Fears surrounding the dangers of drop-side cribs led to new rules about crib manufacturing in 2011. There are still lots of questions surrounding those crib safety rules, which outlawed the sale and manufacture of the traditional drop-side rail cribs. While convenient, the sides could break apart from the rest of the crib, leaving a gap that babies could and did become entrapped in. Because of this, the Consumer Product Safety Commission says that if you still own a drop-side crib you should take certain steps to keep your child safe.

  • Check the crib often to make sure that it is in proper working condition and that the crib's hardware is securely fastened and nothing is loose or broken.
  • Consider buying a new crib without the drop-side option. 

Immobilizers and repair kits that were once given to families to fix the drop-side crib issues are no longer allowed. So if you have a repair kit or immoblizer, you should still consider purchasing a new crib. 
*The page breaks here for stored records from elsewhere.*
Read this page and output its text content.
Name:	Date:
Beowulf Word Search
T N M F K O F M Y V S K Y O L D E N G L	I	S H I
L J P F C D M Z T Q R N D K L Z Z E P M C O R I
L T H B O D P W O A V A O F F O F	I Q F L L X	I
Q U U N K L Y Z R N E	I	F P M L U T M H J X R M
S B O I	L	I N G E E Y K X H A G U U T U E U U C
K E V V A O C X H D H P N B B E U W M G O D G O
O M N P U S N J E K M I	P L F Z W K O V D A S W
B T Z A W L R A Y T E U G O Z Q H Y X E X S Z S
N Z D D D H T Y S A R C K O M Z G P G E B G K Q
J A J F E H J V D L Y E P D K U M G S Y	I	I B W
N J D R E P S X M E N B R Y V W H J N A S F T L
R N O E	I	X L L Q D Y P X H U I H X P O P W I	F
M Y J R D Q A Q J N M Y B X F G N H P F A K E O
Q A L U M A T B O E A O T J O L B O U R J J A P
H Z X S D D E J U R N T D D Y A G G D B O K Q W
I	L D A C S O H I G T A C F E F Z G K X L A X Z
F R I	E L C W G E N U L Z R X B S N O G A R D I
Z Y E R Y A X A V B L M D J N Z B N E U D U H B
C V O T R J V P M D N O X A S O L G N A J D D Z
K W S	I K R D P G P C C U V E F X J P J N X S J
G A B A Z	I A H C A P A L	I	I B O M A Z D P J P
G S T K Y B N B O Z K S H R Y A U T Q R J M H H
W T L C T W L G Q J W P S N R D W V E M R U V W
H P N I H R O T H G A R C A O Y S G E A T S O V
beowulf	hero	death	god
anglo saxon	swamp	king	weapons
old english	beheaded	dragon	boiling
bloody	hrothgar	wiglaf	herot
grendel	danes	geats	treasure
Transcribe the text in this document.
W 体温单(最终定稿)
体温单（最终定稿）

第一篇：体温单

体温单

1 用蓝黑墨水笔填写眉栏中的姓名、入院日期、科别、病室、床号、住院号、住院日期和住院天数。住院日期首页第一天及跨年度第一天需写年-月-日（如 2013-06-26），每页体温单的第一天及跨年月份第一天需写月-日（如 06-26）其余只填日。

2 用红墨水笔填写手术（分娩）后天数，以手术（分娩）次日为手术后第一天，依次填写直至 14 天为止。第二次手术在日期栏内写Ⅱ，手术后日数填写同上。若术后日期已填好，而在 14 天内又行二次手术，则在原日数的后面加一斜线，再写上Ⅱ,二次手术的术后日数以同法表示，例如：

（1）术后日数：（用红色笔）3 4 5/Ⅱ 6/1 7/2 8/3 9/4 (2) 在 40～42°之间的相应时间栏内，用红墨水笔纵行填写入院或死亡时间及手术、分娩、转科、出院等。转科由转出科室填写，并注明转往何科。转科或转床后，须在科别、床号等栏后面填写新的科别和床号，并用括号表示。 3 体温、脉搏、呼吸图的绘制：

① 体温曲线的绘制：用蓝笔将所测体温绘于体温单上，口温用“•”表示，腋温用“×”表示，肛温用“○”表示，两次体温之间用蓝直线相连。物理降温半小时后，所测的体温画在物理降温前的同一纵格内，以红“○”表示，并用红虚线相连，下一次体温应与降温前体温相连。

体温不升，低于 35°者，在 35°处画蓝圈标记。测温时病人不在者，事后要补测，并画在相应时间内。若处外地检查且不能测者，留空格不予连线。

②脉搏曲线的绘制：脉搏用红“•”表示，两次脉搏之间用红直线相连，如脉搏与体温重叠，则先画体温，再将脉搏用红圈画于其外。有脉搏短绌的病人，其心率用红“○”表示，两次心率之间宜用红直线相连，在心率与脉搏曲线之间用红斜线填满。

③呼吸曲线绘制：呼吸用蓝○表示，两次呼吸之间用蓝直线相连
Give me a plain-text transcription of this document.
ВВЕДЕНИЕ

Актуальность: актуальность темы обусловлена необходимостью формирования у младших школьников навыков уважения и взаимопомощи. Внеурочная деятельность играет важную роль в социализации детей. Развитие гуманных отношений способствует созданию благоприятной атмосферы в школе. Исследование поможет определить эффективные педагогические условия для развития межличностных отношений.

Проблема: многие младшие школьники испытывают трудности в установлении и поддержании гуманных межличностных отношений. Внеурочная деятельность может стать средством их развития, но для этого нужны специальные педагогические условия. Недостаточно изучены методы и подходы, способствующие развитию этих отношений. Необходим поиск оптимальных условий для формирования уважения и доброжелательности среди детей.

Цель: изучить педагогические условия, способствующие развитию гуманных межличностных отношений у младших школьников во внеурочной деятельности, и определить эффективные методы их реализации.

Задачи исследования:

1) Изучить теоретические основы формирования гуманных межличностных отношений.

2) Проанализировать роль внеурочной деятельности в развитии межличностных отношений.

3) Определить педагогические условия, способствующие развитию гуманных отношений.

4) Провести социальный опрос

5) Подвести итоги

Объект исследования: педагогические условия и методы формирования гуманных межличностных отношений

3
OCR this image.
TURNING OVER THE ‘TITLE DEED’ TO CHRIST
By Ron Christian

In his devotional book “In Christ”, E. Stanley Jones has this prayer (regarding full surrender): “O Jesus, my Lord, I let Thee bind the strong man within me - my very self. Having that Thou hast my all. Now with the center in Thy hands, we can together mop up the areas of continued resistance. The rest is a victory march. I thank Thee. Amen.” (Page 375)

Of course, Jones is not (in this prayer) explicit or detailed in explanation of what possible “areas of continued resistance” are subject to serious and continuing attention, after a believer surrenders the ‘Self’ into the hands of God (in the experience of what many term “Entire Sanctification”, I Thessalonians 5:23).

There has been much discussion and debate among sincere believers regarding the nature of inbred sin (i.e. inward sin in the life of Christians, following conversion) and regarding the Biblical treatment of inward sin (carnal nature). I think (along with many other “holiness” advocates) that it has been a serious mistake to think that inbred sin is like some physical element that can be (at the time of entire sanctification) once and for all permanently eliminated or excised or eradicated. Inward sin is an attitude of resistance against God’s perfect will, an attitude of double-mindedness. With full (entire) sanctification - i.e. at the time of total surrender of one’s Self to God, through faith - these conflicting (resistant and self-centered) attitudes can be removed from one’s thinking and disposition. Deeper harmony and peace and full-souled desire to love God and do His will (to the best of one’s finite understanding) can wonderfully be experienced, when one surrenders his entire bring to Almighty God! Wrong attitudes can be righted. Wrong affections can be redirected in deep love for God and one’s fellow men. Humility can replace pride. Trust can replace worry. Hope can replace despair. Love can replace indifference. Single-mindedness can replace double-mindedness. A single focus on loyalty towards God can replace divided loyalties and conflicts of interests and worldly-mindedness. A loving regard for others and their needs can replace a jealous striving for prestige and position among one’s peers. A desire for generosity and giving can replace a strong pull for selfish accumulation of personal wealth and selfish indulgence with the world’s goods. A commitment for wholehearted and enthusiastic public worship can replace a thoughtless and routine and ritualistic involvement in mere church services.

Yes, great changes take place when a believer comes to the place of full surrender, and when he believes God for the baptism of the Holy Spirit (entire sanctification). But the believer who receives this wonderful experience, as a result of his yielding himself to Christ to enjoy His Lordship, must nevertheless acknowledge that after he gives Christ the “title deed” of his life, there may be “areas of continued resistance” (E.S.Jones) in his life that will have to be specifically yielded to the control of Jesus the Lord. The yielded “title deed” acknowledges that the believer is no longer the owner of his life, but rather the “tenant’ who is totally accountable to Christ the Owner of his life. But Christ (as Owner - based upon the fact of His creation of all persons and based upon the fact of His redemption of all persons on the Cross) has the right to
Additional new federal requirements for crib safety include:

  • Stronger wood slats to prevent breakage
  • Stronger mattresses 
  • Crib hardware with anti-loosening devices
  • More rigorous safety testing
  • Immobilizers and repair kits for drop-side cribs are no longer allowed

Even if your child's crib at home is safe, you should check the crib your child's daycare is using. Day care centers had until December 2012 to come into compliance with the new CPSC rules on drop-side cribs. If the facility is not using a non-drop-side crib, you will want to speak to the management at the business to ensure your child is safe.